A le croire, pour pallier la situation, le département a déjà adopté un certain nombre de mesures, en l’occurrence la composante formation professionnelle du PISE II avec son volet apprentissage de 22 899 jeunes déscolarisés. Pour lui, si la loi garantit le droit à l’éducation à chaque citoyen, elle ne fait pas obligation à l’Etat d’assurer à tous un enseignement public au-delà du cycle fondamental.

Plus loin, il indiquera que la gestion de l’année académique à l’Université, conformément aux normes du (Conseil Africain et Malgache de l’Enseignement Supérieur) CAMES, il est généralement admis qu’une année universitaire ne peut être validée que si elle s’étale au minimum sur 25 semaines.

Evoquant les mesures visant à sauver l’année scolaire 2007-2008, le ministre Touré indiquera que sur les 39 points de revendications traités, 27 ont reçu une réponse favorable dont la mise en œuvre a commencé.
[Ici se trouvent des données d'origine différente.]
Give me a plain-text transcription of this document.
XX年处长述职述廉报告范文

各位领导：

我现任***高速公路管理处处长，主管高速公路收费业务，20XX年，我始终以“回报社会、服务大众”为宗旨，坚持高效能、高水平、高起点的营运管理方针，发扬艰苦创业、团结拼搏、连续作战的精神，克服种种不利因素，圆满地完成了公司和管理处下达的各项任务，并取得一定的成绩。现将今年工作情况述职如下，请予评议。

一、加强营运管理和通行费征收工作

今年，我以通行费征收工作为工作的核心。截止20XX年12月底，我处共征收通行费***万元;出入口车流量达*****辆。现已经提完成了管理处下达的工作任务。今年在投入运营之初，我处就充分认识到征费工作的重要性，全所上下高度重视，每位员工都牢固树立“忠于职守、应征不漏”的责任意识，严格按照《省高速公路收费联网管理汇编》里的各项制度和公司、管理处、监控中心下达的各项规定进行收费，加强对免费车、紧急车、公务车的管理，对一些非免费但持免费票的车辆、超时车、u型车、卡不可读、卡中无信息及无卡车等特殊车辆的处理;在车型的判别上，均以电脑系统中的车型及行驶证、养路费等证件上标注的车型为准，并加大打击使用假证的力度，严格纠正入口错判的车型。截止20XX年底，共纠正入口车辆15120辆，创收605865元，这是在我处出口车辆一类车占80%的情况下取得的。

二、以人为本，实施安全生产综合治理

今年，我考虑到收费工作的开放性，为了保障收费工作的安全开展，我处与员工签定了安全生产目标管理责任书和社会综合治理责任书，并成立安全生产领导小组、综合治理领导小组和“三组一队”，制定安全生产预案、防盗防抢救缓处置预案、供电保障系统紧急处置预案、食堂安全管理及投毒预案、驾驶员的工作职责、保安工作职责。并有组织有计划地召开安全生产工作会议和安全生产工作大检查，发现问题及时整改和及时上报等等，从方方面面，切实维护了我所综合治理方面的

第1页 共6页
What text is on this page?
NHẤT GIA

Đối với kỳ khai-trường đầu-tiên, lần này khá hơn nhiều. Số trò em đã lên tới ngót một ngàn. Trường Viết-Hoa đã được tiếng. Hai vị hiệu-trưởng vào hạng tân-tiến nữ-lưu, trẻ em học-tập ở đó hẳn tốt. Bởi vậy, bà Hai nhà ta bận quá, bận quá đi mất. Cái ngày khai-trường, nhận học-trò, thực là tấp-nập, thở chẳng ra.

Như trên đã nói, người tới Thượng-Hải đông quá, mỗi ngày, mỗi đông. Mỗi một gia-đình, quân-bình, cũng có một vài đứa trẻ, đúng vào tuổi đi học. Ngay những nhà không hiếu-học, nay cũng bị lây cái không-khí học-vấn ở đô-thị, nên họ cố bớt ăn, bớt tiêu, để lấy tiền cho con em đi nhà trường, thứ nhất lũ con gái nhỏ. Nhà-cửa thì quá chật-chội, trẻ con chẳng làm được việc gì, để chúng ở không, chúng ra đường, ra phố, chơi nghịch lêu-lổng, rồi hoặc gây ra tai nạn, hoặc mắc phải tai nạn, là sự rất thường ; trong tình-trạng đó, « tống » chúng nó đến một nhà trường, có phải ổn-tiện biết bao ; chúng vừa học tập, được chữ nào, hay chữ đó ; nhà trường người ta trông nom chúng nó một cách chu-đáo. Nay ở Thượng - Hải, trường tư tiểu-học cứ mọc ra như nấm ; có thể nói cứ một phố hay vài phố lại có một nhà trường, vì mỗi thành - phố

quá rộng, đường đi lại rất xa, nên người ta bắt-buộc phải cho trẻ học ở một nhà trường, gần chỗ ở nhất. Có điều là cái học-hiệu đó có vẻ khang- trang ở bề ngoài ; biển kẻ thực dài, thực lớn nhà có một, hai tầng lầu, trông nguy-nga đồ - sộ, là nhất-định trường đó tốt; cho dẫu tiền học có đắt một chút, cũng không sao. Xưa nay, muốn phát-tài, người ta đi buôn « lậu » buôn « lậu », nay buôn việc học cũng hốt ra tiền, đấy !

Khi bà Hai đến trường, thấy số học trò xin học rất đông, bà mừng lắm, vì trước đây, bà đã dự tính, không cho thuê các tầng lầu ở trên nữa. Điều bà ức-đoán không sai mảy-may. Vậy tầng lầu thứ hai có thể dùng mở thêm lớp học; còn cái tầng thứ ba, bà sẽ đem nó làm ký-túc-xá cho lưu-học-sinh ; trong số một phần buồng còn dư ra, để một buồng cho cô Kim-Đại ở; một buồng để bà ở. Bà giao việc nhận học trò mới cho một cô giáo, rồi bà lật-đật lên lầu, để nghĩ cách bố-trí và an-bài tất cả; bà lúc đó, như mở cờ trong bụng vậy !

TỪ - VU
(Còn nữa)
Par ailleurs, le cahier de doléances de l’AEEM a fait l’objet de plusieurs rencontres entre les ministres en charge de l’Education et le Bureau de Coordination de l’AEEM. En plus, les relations avec les promoteurs d’établissements privés se normalisent avec le paiement en cours des frais scolaires.

Face à ces réponses l’Honorable Bréhima Béridogo, a répliqué en disant qu’il est temps d’arrêter de chercher à sauver les années scolaires, mais plutôt à sauver l’école malienne. Bréhima Béridogo de soutenir que les enseignants ne sont pas trop nombreux, les élèves et étudiants non plus.
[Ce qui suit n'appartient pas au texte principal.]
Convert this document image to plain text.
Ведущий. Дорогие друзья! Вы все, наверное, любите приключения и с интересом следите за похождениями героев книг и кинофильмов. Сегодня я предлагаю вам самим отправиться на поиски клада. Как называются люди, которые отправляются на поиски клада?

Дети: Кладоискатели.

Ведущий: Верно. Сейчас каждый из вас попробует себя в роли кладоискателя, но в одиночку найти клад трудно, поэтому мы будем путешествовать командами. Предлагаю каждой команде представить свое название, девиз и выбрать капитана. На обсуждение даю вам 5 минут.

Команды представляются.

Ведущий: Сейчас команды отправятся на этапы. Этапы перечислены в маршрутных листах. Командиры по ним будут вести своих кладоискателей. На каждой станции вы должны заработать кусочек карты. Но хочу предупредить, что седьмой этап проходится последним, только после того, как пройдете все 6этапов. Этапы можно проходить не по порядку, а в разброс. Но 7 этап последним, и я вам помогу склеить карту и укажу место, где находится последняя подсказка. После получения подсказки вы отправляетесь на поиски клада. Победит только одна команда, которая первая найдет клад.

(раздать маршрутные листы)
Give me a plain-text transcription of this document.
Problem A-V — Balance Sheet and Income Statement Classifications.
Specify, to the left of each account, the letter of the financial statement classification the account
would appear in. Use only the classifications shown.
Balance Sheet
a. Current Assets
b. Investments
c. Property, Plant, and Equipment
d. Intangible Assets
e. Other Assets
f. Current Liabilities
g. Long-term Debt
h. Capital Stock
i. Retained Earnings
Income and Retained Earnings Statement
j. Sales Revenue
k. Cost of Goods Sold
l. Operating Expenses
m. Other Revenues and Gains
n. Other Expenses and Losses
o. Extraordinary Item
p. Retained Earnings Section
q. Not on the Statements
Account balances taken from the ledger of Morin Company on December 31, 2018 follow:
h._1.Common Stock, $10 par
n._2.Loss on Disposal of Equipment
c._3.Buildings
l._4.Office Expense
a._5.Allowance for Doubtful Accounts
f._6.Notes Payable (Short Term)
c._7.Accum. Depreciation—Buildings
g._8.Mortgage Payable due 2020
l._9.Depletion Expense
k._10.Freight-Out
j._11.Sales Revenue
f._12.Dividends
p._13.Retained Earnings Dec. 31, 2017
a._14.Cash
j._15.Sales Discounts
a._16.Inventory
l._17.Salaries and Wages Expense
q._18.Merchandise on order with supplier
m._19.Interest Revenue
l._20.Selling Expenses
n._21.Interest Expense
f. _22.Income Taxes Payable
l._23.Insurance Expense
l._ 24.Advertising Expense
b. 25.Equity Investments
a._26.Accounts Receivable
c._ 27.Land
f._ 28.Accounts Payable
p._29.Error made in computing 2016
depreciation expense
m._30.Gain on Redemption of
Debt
Ils sont d’ailleurs en nombre insuffisant a-t-il précisé. « Respectez les engagements de vos prédécesseurs et l’année sera sauvé. Car faire les évaluations en dehors de ceux chargés de dispenser les cours n’est pas la solution » a-t-il ajouté.

Avant de conclure que  » le hic est que l’école n’est pas une priorité, elle est laissée pour compte. M le ministre, l’école est le passage obligé pour le développement, c’est la route du développement et elle n’a pas de prix ».

D’autres questions relatives à la crise des infrastructures, le manque de planification et d’anticipation des problèmes ainsi que le budget alloué à la recherche étaient à l’ordre du jour.